Well a compacF is around 5 or more times the speed of the older NewPacs.
So one compacF needs the same work generated and written to USB as about 5 NewPacs
Don't these stick miners check diff, if needed generate a new nonce and re-hash all by themselves?
Do they simply get data and send back a SHA-256 hash of it instead?
I always thought having the block generation done by the host would be way too much communication overhead and that all miners just had a small MCU on them which recreates a new block candidate.
That way, communication would only be a new block template with previous block hash and a set of transactions when needed, but not a communication round for each and every single attempt / hash.

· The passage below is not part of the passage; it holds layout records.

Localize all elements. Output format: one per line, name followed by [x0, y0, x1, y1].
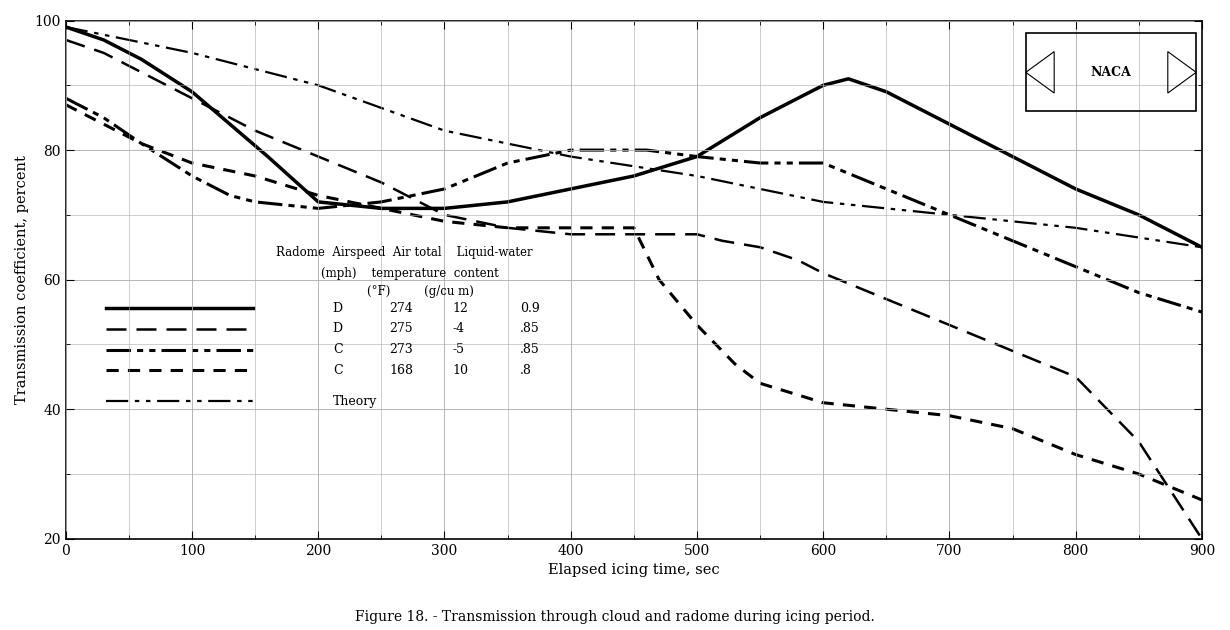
Text: Theory: Theory: [333, 395, 378, 408]
Text: (mph)    temperature  content: (mph) temperature content: [321, 266, 499, 280]
Text: Radome  Airspeed  Air total    Liquid-water: Radome Airspeed Air total Liquid-water: [276, 246, 533, 259]
Text: 274: 274: [390, 302, 413, 314]
Text: 12: 12: [453, 302, 467, 314]
Text: D: D: [333, 323, 343, 335]
Text: C: C: [333, 343, 342, 356]
X-axis label: Elapsed icing time, sec: Elapsed icing time, sec: [549, 563, 720, 577]
Text: .8: .8: [520, 364, 533, 377]
Text: (°F)         (g/cu m): (°F) (g/cu m): [367, 285, 474, 298]
Text: Figure 18. - Transmission through cloud and radome during icing period.: Figure 18. - Transmission through cloud …: [355, 610, 875, 624]
Text: 0.9: 0.9: [520, 302, 540, 314]
Text: C: C: [333, 364, 342, 377]
Text: NACA: NACA: [1091, 66, 1132, 79]
Text: -4: -4: [453, 323, 464, 335]
Text: D: D: [333, 302, 343, 314]
Text: .85: .85: [520, 343, 540, 356]
Text: 10: 10: [453, 364, 469, 377]
Text: 168: 168: [390, 364, 413, 377]
Text: .85: .85: [520, 323, 540, 335]
Y-axis label: Transmission coefficient, percent: Transmission coefficient, percent: [15, 155, 30, 404]
Text: 275: 275: [390, 323, 413, 335]
Text: 273: 273: [390, 343, 413, 356]
Text: -5: -5: [453, 343, 464, 356]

It simply sends hashable work to the chip itself - called a midstate - that can be hashed 4 billion times.
Pool sends a stratum work base with the merkle slice, no transactions, and not the full merkle tree (about 1350 Bytes).

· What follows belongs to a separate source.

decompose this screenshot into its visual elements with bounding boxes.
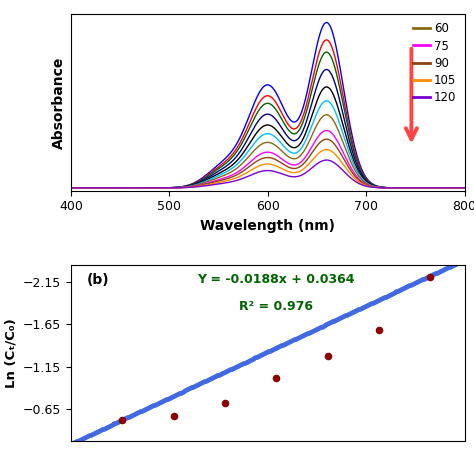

Miner 'generates' a coinbase transaction and then builds a block header.
Miner hashes that to a midstate, then sends that to the chip.
Transactions have nothing effectively to do with stratum, since that's way too much network and way too much overhead.
With transactions, the data per work change would be between 2MB and 8MB
This was called 'GBT' years ago and no one used it for the obvious reason, miners can't handle that much data and work,
and no one ever implemented a transaction selection on top of that - that only produces a biased network, which is a very bad idea.